After checking in with her, he would head over to the nearby McDonald’s to get another cup of coffee. Moore would then get back on the bus, and would spend his days at the Clarksville-Montgomery County Public Library.

His routine abruptly stopped on May 2 when he was killed. And the odd thing, Sheffield said, was that Moore had told her he felt something would eventually happen to him.

“He believed some conspiracy theories, and felt watched sometimes and that’s why he told me personal information and his schedule, so that in the event that something happened to him, I could help retrace his steps,” Sheffield said. “One of the last things he told me was that he was going to die on the streets.”

Security footage from the gas station shows Crystal Sheffield and David Moore talking together on Friday, April 30, 2021 (Courtesy Crystal Sheffield).

7 years of jokes

Sheffield compared her relationship with Moore to one she might have had with her own grandfather, who died of colon cancer when she was young.

“Seven years of telling me jokes and stories,” Sheffield said. “Who makes that a part of their routine for seven years to come and see someone you don’t really know?”

The pair did get to know each other, and well. Sheffield said she’d talk about Moore at home, and her five children knew him by name. They all had met him at some point over the last seven years.

Sheffield saw Moore just two days before he was killed. He gave her a four-leaf clover that he had picked from the grass outside the gas station.

“I had the clover laminated for my wallet,” she said.

While their friendship was initially grounded in Moore’s stories, it was the often corny jokes he told and the sweet gestures that Sheffield said never failed to brighten her days.

“I’d ask him, ‘Where are you going today?’ And almost every day, he would say, ‘There’s these two boys I’m going to go see: Here and There,'” she said with a curt laugh.

Another one Sheffield said made her laugh was the last joke he’d ever tell her.

“He asked me, ‘How do you know the ocean is friendly?’ I said I didn’t know, and he responded, ‘It waves,'” she said.

“He was someone who loved other people,” she continued. “He meant something to someone, and I don’t want that to go down and it be, ‘Oh, he was just homeless.’ No, he was a disabled veteran with a good heart.”

David Moore’s funeral arrangement at Syke’s Funeral Home on May 11, 2021 (Courtesy Crystal Sheffield).

God almighty’s cruelty

Underneath the jokes that David told, there was always an inherent risk to his health.

“When I first met David, he told me stories about his childhood. He told me all kinds of stuff, and he would laugh. When he laughs or smiles is when he has seizures,” Sheffield said.

Sheffield said she could tell when he’d have his seizure, and since he had asked that she not call for medical help because it was too expensive, she would rub his back and just talk to him.

“Last time I saw him, he had a seizure because he said I tickled him pink. He leaned over the counter and I just held him there so he would not hit the ground,” she said.
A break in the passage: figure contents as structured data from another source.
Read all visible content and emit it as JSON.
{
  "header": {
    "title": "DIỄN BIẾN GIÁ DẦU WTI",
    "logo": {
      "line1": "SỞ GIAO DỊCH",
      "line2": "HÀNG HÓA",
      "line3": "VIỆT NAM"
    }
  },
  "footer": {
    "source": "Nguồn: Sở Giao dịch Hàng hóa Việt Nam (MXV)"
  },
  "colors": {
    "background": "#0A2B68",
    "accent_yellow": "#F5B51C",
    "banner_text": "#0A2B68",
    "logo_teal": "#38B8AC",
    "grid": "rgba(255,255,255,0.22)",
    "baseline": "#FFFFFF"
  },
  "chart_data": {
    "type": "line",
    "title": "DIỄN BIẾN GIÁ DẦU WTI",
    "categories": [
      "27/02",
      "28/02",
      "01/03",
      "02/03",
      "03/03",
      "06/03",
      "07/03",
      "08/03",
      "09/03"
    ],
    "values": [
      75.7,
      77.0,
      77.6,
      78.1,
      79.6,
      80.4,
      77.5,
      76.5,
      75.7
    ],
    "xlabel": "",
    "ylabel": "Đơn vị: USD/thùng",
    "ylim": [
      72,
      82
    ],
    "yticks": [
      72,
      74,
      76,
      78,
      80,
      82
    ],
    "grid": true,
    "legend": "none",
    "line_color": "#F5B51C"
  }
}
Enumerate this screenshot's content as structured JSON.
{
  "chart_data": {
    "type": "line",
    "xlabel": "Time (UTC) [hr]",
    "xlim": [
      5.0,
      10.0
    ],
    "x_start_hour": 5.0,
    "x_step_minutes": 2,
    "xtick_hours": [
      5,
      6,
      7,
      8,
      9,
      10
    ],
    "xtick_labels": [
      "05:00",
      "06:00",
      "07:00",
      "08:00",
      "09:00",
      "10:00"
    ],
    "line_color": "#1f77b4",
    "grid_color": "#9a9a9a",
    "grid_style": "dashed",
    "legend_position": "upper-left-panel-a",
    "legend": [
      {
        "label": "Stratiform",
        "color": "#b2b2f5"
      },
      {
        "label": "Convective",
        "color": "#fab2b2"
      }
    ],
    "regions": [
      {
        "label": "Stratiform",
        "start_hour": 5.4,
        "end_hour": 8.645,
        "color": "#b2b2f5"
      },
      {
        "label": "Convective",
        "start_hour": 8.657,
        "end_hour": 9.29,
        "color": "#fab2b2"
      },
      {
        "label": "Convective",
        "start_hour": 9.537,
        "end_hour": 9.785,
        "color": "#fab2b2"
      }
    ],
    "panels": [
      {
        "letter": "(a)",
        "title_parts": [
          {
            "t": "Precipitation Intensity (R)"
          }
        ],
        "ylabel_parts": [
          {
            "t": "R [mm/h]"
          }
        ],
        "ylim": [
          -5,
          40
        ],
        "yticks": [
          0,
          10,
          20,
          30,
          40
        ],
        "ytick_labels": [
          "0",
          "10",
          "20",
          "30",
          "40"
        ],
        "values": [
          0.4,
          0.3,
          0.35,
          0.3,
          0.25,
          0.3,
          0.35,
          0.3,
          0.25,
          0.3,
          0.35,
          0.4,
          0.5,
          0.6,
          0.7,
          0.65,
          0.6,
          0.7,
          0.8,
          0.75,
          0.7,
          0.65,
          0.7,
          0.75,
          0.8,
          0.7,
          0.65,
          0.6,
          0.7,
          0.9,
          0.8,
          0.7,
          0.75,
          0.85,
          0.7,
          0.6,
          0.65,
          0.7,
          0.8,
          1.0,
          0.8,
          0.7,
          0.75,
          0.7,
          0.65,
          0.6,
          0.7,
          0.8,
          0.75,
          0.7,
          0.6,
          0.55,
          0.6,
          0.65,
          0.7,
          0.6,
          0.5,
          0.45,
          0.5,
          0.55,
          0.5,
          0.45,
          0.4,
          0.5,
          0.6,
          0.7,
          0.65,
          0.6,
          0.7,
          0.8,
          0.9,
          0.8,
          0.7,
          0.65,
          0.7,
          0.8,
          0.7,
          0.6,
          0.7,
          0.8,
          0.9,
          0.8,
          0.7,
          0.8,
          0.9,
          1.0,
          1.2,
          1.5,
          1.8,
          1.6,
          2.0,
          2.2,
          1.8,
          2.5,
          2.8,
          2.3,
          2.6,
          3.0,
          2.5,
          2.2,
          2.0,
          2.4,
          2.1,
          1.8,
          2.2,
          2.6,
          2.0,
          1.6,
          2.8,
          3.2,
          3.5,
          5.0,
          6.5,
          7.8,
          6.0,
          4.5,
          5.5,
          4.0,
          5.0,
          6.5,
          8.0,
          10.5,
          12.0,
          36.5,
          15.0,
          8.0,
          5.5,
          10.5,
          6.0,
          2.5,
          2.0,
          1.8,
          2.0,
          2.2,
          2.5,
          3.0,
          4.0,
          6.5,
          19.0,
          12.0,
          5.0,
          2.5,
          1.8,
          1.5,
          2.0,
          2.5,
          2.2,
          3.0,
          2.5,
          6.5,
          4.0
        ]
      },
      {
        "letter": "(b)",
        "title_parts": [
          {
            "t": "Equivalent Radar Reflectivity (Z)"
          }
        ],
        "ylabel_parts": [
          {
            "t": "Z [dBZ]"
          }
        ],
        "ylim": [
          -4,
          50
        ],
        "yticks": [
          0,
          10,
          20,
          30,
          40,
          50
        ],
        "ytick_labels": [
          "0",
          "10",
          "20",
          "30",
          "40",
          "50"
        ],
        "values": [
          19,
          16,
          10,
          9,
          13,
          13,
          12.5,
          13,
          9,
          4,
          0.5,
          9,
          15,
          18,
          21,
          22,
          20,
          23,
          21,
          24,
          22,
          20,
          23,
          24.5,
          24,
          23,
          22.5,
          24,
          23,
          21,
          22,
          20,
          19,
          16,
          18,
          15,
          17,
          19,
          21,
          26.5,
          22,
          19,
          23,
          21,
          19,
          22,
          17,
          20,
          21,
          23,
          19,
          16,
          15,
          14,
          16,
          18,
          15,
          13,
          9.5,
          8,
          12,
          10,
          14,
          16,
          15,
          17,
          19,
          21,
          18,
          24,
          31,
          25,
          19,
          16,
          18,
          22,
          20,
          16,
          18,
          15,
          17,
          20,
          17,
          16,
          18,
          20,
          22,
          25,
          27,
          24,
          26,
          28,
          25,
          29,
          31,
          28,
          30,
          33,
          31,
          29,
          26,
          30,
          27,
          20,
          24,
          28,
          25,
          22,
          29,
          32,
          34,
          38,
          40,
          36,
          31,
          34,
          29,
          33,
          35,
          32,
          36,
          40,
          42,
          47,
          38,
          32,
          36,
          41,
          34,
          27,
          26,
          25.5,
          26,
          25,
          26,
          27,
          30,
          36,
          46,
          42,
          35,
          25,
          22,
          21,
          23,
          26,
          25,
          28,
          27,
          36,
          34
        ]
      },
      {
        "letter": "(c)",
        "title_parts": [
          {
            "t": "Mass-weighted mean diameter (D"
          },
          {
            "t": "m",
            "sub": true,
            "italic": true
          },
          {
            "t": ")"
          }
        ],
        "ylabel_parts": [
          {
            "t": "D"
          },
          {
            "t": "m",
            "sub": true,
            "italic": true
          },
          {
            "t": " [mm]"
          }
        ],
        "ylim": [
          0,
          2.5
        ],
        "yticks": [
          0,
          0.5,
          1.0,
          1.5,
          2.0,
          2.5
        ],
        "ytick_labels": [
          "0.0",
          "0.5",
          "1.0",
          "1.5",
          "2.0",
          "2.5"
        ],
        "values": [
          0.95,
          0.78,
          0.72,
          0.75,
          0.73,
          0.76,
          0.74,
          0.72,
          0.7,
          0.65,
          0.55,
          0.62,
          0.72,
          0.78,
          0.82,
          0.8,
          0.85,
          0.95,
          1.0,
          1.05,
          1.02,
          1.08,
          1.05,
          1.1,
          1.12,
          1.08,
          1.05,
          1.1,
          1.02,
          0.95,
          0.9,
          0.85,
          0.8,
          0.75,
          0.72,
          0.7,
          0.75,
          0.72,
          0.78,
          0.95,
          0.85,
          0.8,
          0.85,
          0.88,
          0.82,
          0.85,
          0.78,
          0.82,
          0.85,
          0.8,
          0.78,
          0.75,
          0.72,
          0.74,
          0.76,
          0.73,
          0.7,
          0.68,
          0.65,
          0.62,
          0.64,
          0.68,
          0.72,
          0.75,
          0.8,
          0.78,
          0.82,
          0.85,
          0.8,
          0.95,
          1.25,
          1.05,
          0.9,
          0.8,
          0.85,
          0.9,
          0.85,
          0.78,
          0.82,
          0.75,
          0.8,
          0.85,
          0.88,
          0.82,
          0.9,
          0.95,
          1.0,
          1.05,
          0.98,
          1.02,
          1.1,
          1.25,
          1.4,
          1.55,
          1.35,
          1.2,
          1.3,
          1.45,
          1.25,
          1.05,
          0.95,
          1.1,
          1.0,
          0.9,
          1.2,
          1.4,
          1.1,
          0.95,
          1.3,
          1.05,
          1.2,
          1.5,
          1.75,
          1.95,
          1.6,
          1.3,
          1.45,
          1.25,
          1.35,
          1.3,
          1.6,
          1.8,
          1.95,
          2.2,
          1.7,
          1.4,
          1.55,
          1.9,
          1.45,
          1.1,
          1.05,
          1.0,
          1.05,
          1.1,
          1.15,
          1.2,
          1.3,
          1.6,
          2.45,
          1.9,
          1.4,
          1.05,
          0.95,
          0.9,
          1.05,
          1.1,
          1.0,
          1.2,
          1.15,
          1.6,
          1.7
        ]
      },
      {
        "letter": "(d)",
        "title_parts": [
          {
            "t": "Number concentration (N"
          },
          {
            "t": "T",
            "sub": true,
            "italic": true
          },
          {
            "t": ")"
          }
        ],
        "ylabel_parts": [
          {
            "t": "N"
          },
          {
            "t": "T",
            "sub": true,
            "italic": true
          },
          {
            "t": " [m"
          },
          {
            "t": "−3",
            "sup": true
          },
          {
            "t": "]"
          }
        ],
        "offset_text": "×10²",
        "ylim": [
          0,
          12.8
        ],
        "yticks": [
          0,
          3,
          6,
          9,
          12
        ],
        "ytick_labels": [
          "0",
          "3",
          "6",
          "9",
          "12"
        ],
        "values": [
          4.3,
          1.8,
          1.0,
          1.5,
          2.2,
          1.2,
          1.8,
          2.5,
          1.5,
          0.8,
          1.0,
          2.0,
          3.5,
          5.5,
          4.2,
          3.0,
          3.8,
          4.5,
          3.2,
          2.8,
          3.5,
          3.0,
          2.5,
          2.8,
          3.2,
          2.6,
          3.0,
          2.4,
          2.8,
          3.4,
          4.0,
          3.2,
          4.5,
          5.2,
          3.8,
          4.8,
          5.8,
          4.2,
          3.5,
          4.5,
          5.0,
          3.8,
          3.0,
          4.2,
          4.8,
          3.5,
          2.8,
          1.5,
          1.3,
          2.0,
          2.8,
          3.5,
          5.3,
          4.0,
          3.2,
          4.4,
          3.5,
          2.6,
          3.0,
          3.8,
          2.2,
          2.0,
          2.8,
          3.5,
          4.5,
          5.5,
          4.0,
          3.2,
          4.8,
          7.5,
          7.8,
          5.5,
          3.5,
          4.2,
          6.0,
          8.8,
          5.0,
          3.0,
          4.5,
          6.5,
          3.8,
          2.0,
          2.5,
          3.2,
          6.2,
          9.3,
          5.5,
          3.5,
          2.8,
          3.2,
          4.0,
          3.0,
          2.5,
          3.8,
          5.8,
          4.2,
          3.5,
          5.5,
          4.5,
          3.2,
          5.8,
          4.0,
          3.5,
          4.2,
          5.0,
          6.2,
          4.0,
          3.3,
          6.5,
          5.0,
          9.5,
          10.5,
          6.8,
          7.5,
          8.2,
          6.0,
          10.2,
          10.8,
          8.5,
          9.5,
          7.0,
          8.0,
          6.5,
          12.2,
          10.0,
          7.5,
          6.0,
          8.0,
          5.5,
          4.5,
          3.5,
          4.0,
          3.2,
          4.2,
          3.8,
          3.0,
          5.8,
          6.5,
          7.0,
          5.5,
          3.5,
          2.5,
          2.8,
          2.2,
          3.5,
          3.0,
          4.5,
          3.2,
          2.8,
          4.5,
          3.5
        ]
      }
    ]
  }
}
To help him seek treatments, Sheffield had been helping coordinate rides for Moore down to the VA hospital in Nashville.

“He used to tell me, ‘Isn’t it funny how the God almighty punished me because I like to make people laugh?'” Sheffield said.

Sheffield said the cruelest of them all, however, was the way his life ended.

“He touched my soul and was just the sweetest man. He had the babiest blue eyes, and he deserves the world if you ask me,” Sheffield said.

After the funeral, Sheffield was able to meet one of Moore’s daughters, who said that despite his daily lottery ticket, at one point in his life, Moore had actually hated gambling.

She left his favorite scratch-off ticket under his cremation box.